We stood there to be counted like sheep by the white-gloved, well-groomed SS woman. her hair coiffured in the latest style. her perfumed scent intensified the feeling of our own neglected bodies.
“I so wanted to be a mother,” the woman continued through her tears … “Care, patience and love would have been our child’s diet. I would have nourished him with the tales of the past. he would have grown to be a good man.” She paused a bit and whispered even more softly.
“if I survive…I want to love the world around me. the spring. the forest and people. all people.” She whispered, almost like reciting a prayer and clearing her soul from hate and revenge.
Her face turned toward the sky. her alabaster skin looked translucent in the early morning light. the mystical rays of the dawn mingled with the smoke of the crematorium.

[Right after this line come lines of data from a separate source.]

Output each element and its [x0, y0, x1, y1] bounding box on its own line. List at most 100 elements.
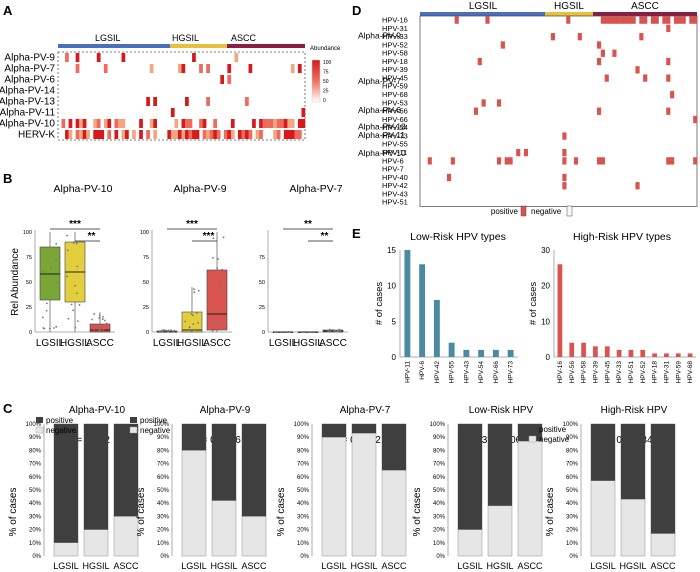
data-point — [49, 246, 52, 249]
bar — [640, 349, 646, 357]
bar-positive — [53, 423, 79, 544]
bar-negative — [53, 542, 79, 557]
data-point — [188, 326, 191, 329]
bar-positive — [181, 423, 207, 451]
bar — [628, 349, 634, 357]
heatmap-cell — [139, 130, 143, 139]
heatmap-cell — [75, 119, 80, 128]
heatmap-cell — [446, 173, 452, 182]
chart-title: Alpha-PV-9 — [200, 405, 251, 416]
heatmap-cell — [670, 91, 675, 99]
heatmap-cell — [103, 64, 108, 73]
y-axis-label: % of cases — [8, 488, 19, 537]
bar-positive — [650, 423, 676, 534]
y-tick-label: 20% — [433, 528, 446, 534]
heatmap-cell — [550, 33, 555, 41]
heatmap-cell — [65, 130, 69, 139]
chart-title: Low-Risk HPV — [469, 405, 534, 416]
row-label: HPV-73 — [382, 131, 408, 140]
bar — [492, 349, 499, 357]
legend-label: positive — [539, 425, 567, 434]
heatmap-cell — [650, 16, 655, 24]
heatmap-cell — [192, 53, 196, 62]
x-tick-label: HPV-58 — [581, 361, 588, 384]
row-label: Alpha-PV-7 — [4, 64, 55, 75]
data-point — [45, 302, 48, 305]
data-point — [284, 331, 287, 333]
data-point — [339, 329, 342, 332]
x-tick-label: ASCC — [86, 338, 114, 349]
bar-positive — [487, 423, 513, 507]
row-label: HPV-33 — [382, 32, 408, 41]
x-tick-label: HPV-54 — [478, 361, 485, 384]
heatmap-cell — [75, 64, 80, 73]
data-point — [219, 286, 222, 289]
bar-positive — [321, 423, 347, 438]
heatmap-cell — [181, 119, 186, 128]
heatmap-cell — [600, 157, 605, 165]
data-point — [52, 327, 55, 329]
y-tick-label: 0% — [32, 554, 41, 560]
bar-negative — [620, 499, 646, 557]
heatmap-cell — [230, 130, 235, 139]
chart-title: High-Risk HPV types — [573, 231, 671, 243]
heatmap-cell — [255, 130, 260, 139]
y-axis-label: # of cases — [528, 282, 539, 326]
heatmap-cell — [287, 119, 292, 128]
bar — [433, 299, 440, 357]
heatmap-cell — [237, 130, 242, 139]
heatmap-cell — [188, 130, 193, 139]
y-tick-label: 0% — [300, 554, 309, 560]
heatmap-cell — [213, 119, 217, 128]
heatmap-cell — [82, 130, 87, 139]
y-tick-label: 0 — [262, 330, 265, 336]
heatmap-cell — [639, 16, 644, 24]
heatmap-cell — [61, 119, 66, 128]
data-point — [161, 330, 164, 333]
heatmap-cell — [516, 148, 521, 157]
heatmap-cell — [290, 119, 295, 128]
heatmap-cell — [620, 16, 625, 24]
data-point — [165, 329, 168, 332]
colorbar-tick: 75 — [323, 70, 329, 76]
heatmap-cell — [125, 130, 129, 139]
heatmap-cell — [294, 130, 299, 139]
heatmap-cell — [297, 64, 302, 73]
heatmap-cell — [604, 16, 609, 24]
row-label: HPV-51 — [382, 198, 408, 207]
bar-negative — [241, 516, 267, 557]
heatmap-cell — [596, 41, 602, 49]
data-point — [66, 234, 69, 237]
data-point — [302, 331, 305, 333]
heatmap-cell — [427, 157, 432, 165]
y-tick-label: 60% — [157, 475, 170, 481]
x-tick-label: HGSIL — [619, 561, 646, 571]
colorbar-tick: 50 — [323, 79, 329, 85]
row-label: HERV-K — [18, 130, 55, 141]
data-point — [332, 329, 335, 332]
heatmap-cell — [612, 49, 617, 57]
data-point — [55, 259, 57, 262]
heatmap-cell — [185, 130, 189, 139]
y-tick-label: 30% — [157, 514, 170, 520]
legend-swatch-negative — [129, 426, 138, 434]
x-tick-label: LGSIL — [53, 561, 79, 571]
bar-negative — [517, 440, 543, 557]
data-point — [78, 304, 81, 306]
row-label: HPV-7 — [382, 165, 404, 174]
data-point — [274, 331, 277, 333]
y-tick-label: 50% — [157, 488, 170, 494]
significance-label: *** — [186, 219, 198, 230]
heatmap-cell — [227, 130, 232, 139]
heatmap-cell — [86, 130, 90, 139]
x-tick-label: HPV-16 — [557, 361, 564, 384]
legend-swatch-positive — [130, 417, 137, 423]
row-group-label: Alpha-PV-7 — [358, 76, 401, 86]
row-label: HPV-18 — [382, 57, 408, 66]
data-point — [42, 270, 44, 273]
heatmap-cell — [496, 157, 502, 165]
heatmap-cell — [666, 16, 671, 24]
heatmap-cell — [481, 99, 486, 107]
data-point — [50, 266, 53, 269]
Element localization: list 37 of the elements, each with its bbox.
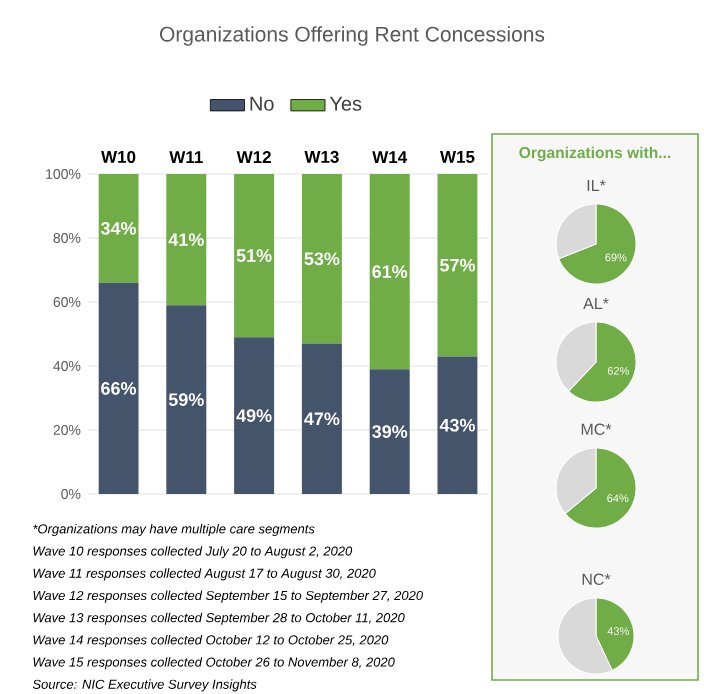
bar	[234, 337, 275, 494]
data-label: 51%	[236, 249, 272, 262]
legend-label: Yes	[329, 96, 362, 111]
bar	[166, 173, 207, 306]
chart-title: NC*	[582, 573, 611, 585]
x-tick-label: W10	[101, 150, 136, 163]
x-tick-label: W12	[236, 151, 271, 163]
data-label: 47%	[304, 412, 340, 426]
bar	[369, 369, 410, 494]
data-label: 61%	[372, 265, 408, 278]
data-label: 57%	[440, 258, 476, 272]
data-label: 34%	[100, 222, 137, 235]
bar	[437, 173, 478, 357]
data-label: 43%	[439, 418, 476, 432]
data-label: 49%	[236, 409, 272, 422]
x-tick-label: W13	[304, 150, 339, 163]
data-label: 66%	[101, 382, 137, 395]
chart-title: IL*	[587, 179, 606, 191]
bar	[437, 356, 478, 494]
data-label: 53%	[304, 252, 340, 266]
chart-title: AL*	[583, 297, 609, 309]
x-tick-label: W14	[372, 151, 408, 163]
data-label: 41%	[168, 233, 204, 246]
bar	[301, 173, 342, 344]
bar	[234, 173, 275, 338]
bar	[301, 343, 342, 494]
bar	[98, 173, 139, 283]
chart-title: MC*	[581, 423, 612, 435]
x-tick-label: W11	[169, 151, 203, 163]
bar	[369, 173, 410, 370]
chart-title: Organizations Offering Rent Concessions	[160, 26, 545, 46]
data-label: 59%	[168, 393, 204, 406]
data-label: 39%	[372, 425, 408, 438]
bar	[98, 282, 139, 494]
x-tick-label: W15	[440, 151, 475, 163]
legend-label: No	[250, 96, 274, 111]
bar	[166, 305, 207, 494]
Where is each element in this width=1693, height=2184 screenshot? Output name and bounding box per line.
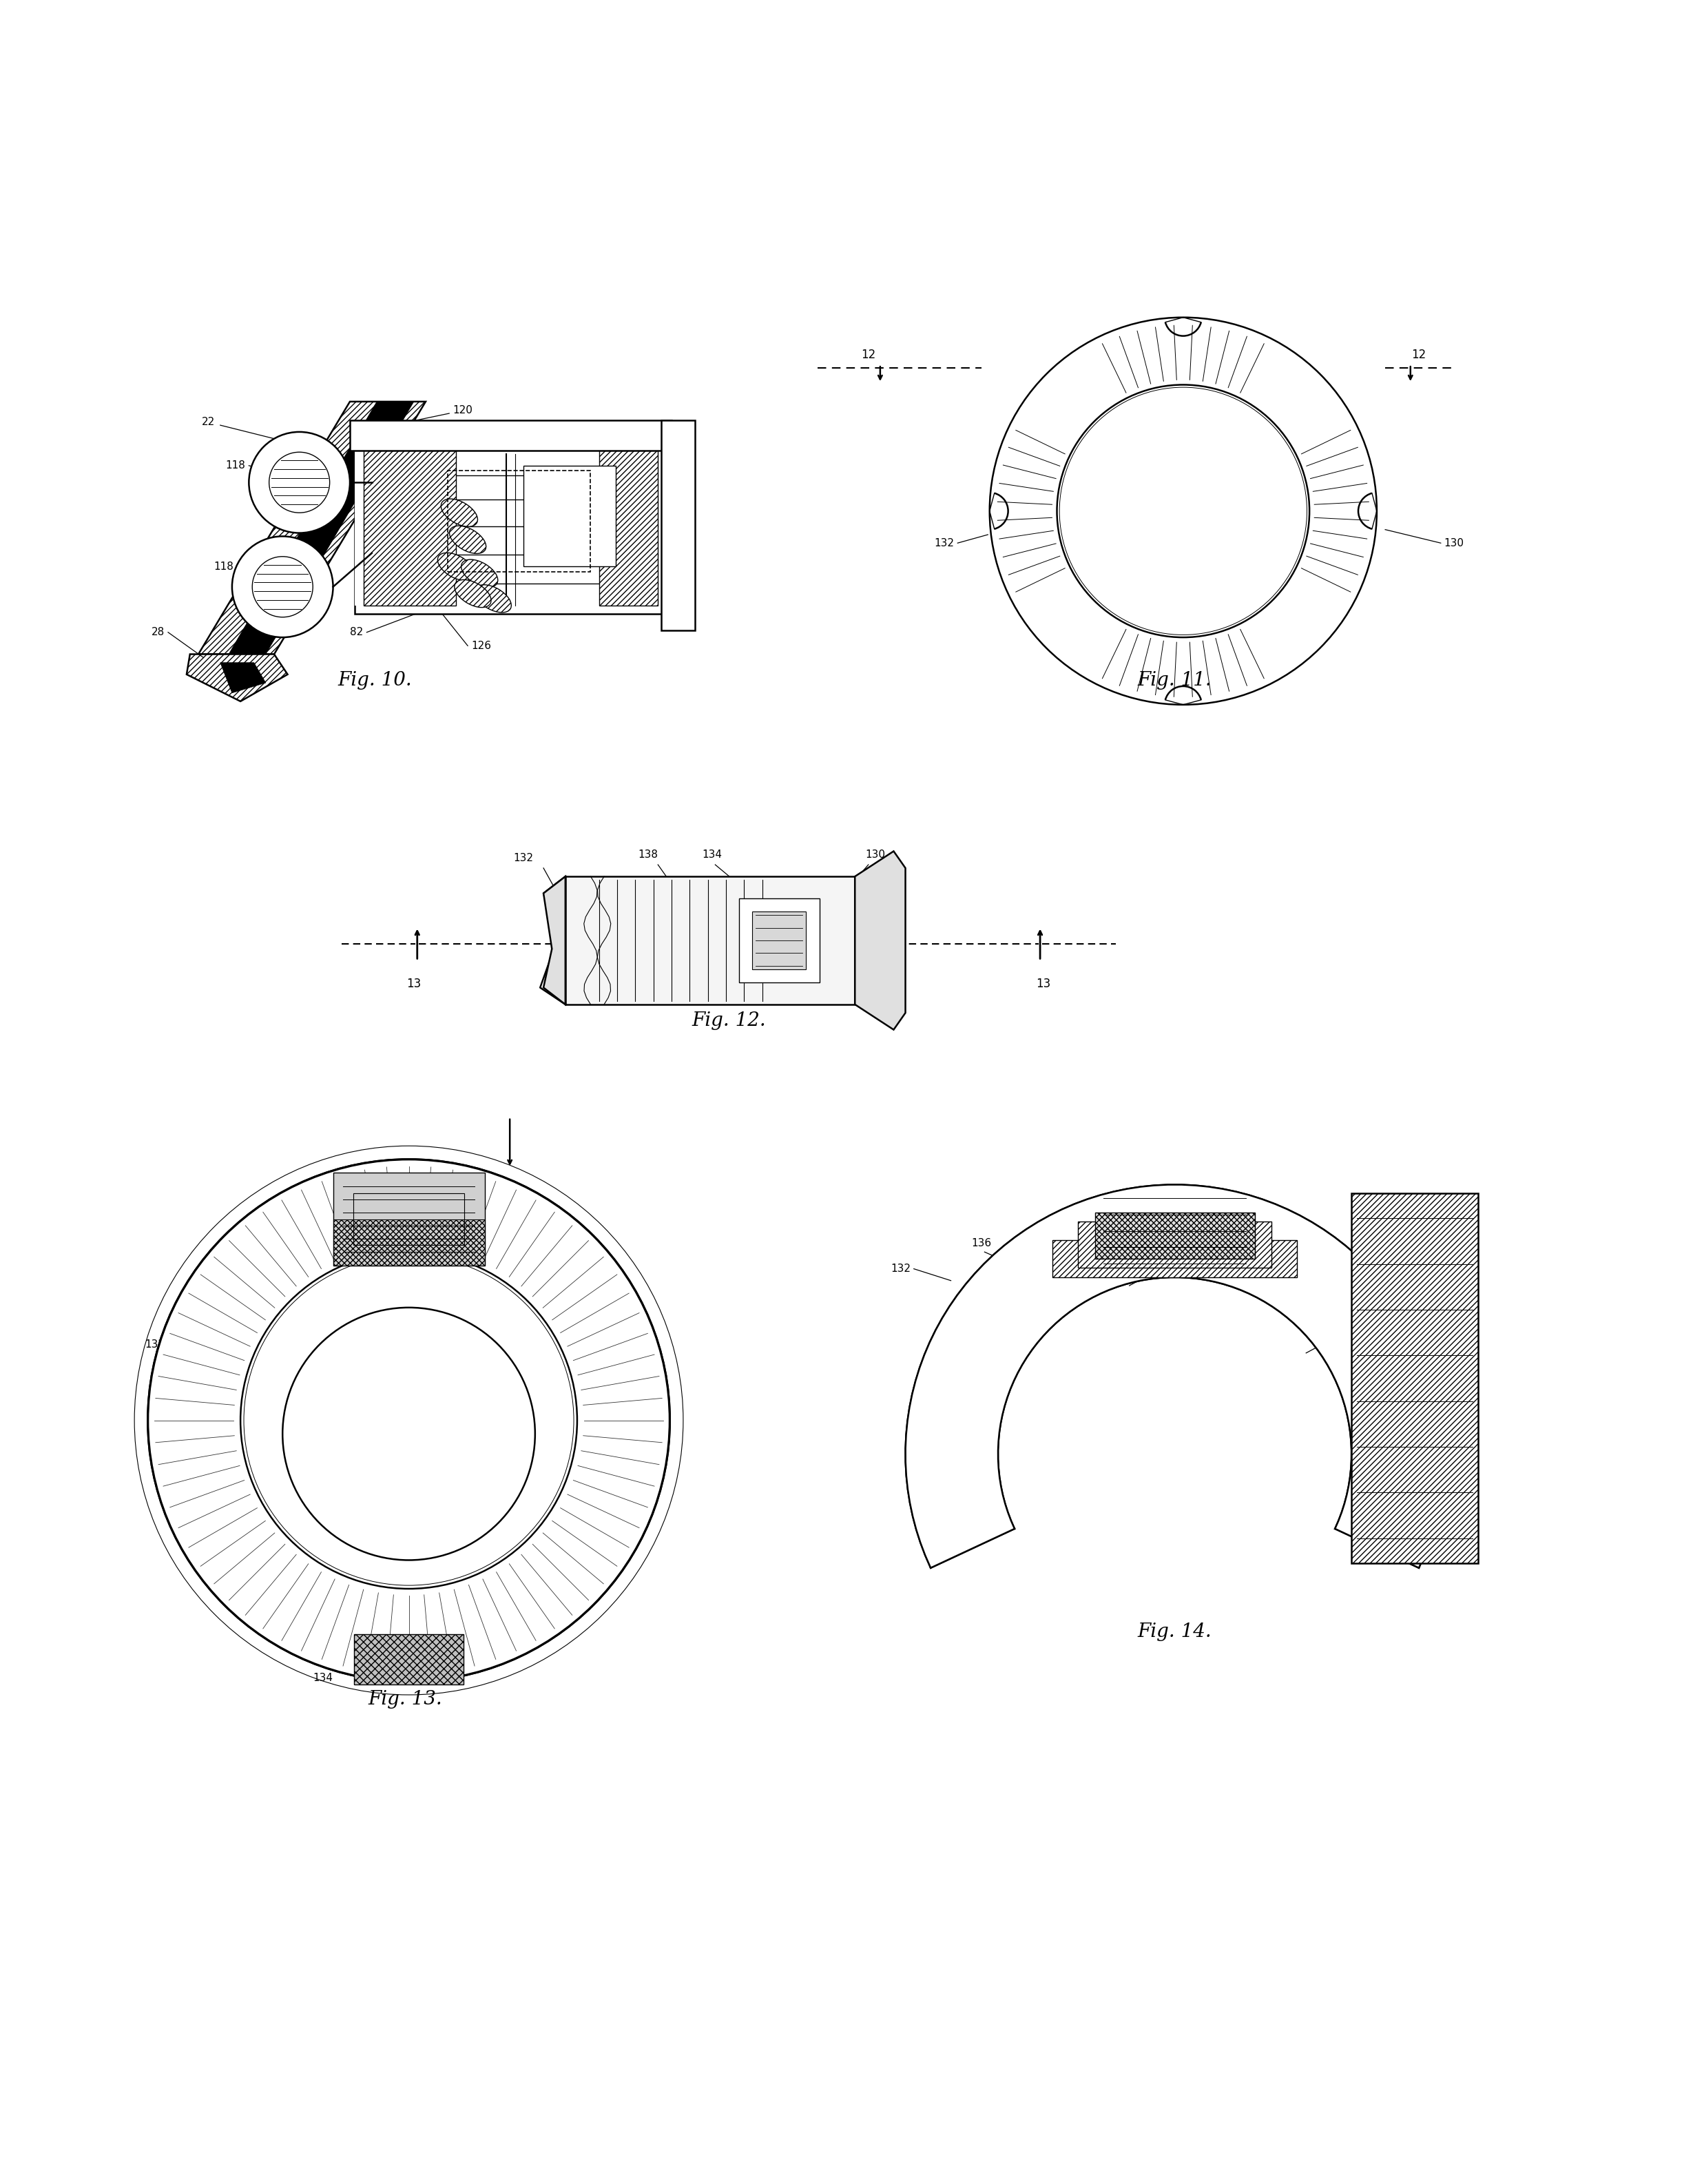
Text: 128: 128 — [540, 426, 560, 435]
Ellipse shape — [460, 559, 498, 587]
Text: 134: 134 — [313, 1673, 334, 1684]
Polygon shape — [364, 446, 455, 605]
Text: 134: 134 — [1092, 1245, 1112, 1256]
Bar — [738, 898, 819, 983]
Text: 12: 12 — [862, 349, 875, 360]
Text: 136: 136 — [422, 1673, 442, 1684]
Text: Fig. 12.: Fig. 12. — [691, 1011, 765, 1031]
Bar — [752, 913, 806, 970]
Circle shape — [1056, 384, 1309, 638]
Polygon shape — [543, 876, 565, 1005]
Bar — [334, 1173, 484, 1265]
Text: 84: 84 — [616, 467, 630, 478]
Text: 28: 28 — [151, 627, 164, 638]
Text: 82: 82 — [350, 627, 364, 638]
Bar — [334, 1219, 484, 1265]
Text: 136: 136 — [972, 1238, 990, 1249]
Polygon shape — [855, 852, 906, 1029]
Text: Fig. 13.: Fig. 13. — [369, 1690, 442, 1708]
Text: 130: 130 — [1334, 1334, 1354, 1345]
Ellipse shape — [449, 526, 486, 553]
Text: 120: 120 — [452, 404, 472, 415]
Text: 12: 12 — [1412, 349, 1426, 360]
Text: 118: 118 — [213, 561, 234, 572]
Bar — [356, 437, 667, 614]
Text: 138: 138 — [638, 850, 659, 860]
Bar — [350, 419, 672, 450]
Ellipse shape — [474, 585, 511, 612]
Ellipse shape — [454, 579, 491, 607]
Polygon shape — [198, 402, 425, 655]
Circle shape — [269, 452, 330, 513]
Ellipse shape — [440, 498, 477, 526]
Text: 132: 132 — [891, 1265, 911, 1273]
Polygon shape — [186, 655, 288, 701]
Text: 140: 140 — [505, 1256, 525, 1265]
Text: 130: 130 — [865, 850, 885, 860]
Bar — [354, 1192, 464, 1245]
Text: 118: 118 — [225, 461, 245, 472]
Text: 134: 134 — [703, 850, 721, 860]
Text: Fig. 14.: Fig. 14. — [1138, 1623, 1212, 1640]
Circle shape — [249, 432, 350, 533]
Text: 132: 132 — [935, 537, 955, 548]
Bar — [1095, 1212, 1255, 1258]
Circle shape — [283, 1308, 535, 1559]
Text: 13: 13 — [1036, 978, 1051, 989]
Text: 138: 138 — [1034, 1238, 1055, 1249]
Text: Fig. 11.: Fig. 11. — [1138, 670, 1212, 690]
Circle shape — [232, 537, 334, 638]
Wedge shape — [906, 1184, 1444, 1568]
Text: 122: 122 — [616, 513, 637, 524]
Wedge shape — [147, 1160, 670, 1682]
Text: 14: 14 — [493, 1230, 506, 1241]
Polygon shape — [906, 1184, 1444, 1568]
Text: Fig. 10.: Fig. 10. — [339, 670, 413, 690]
Circle shape — [240, 1251, 577, 1588]
Bar — [523, 465, 616, 566]
Bar — [447, 470, 591, 572]
Text: 138: 138 — [374, 1216, 393, 1227]
Polygon shape — [356, 446, 455, 605]
Text: 82: 82 — [428, 424, 442, 435]
Bar — [354, 1634, 464, 1684]
Text: 140: 140 — [1158, 1267, 1178, 1278]
Polygon shape — [565, 876, 855, 1005]
Bar — [662, 419, 696, 631]
Text: 134: 134 — [422, 1225, 442, 1236]
Circle shape — [252, 557, 313, 618]
Text: 130: 130 — [1444, 537, 1464, 548]
Text: 130: 130 — [620, 1365, 640, 1376]
Text: 22: 22 — [201, 417, 215, 428]
Circle shape — [990, 317, 1376, 705]
Text: 13: 13 — [406, 978, 422, 989]
Text: 132: 132 — [513, 852, 533, 863]
Circle shape — [147, 1160, 670, 1682]
Bar — [1351, 1192, 1478, 1564]
Bar — [1078, 1221, 1271, 1269]
Polygon shape — [229, 402, 413, 655]
Ellipse shape — [437, 553, 474, 581]
Bar — [1053, 1241, 1297, 1278]
Polygon shape — [220, 662, 266, 692]
Text: 126: 126 — [471, 640, 491, 651]
Bar — [599, 446, 659, 605]
Text: 132: 132 — [144, 1339, 164, 1350]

CEDAR SINAI PARK RESIDENTS SHINE IN CREATIVE WRITING PROGRAM • 2013 winners from Rose Schnitzer Manor
“Uncle izzy” by Sam Berry
“Friday, December 14, 2012” by Florence Blitch
“Waiting” by Diane Budner
“A Mother” by Alice Cahana
“Haunted” by Evelyn Hirsch
“Mother Tulip’s Chant” by Martha M. Pomerantz
“Sonnet” by Robert S. Putterman
Seven residents at Cedar Sinai Park’s Rose Schnitzer Manor were chosen from among 87 entries as winners in the 2013 Creative Writing Program sponsored by Leadingage Oregon. Leadingage Oregon is the state association of not-for-profit, mission-directed organizations dedicated to providing quality housing, health, community and related services to the elderly and disabled.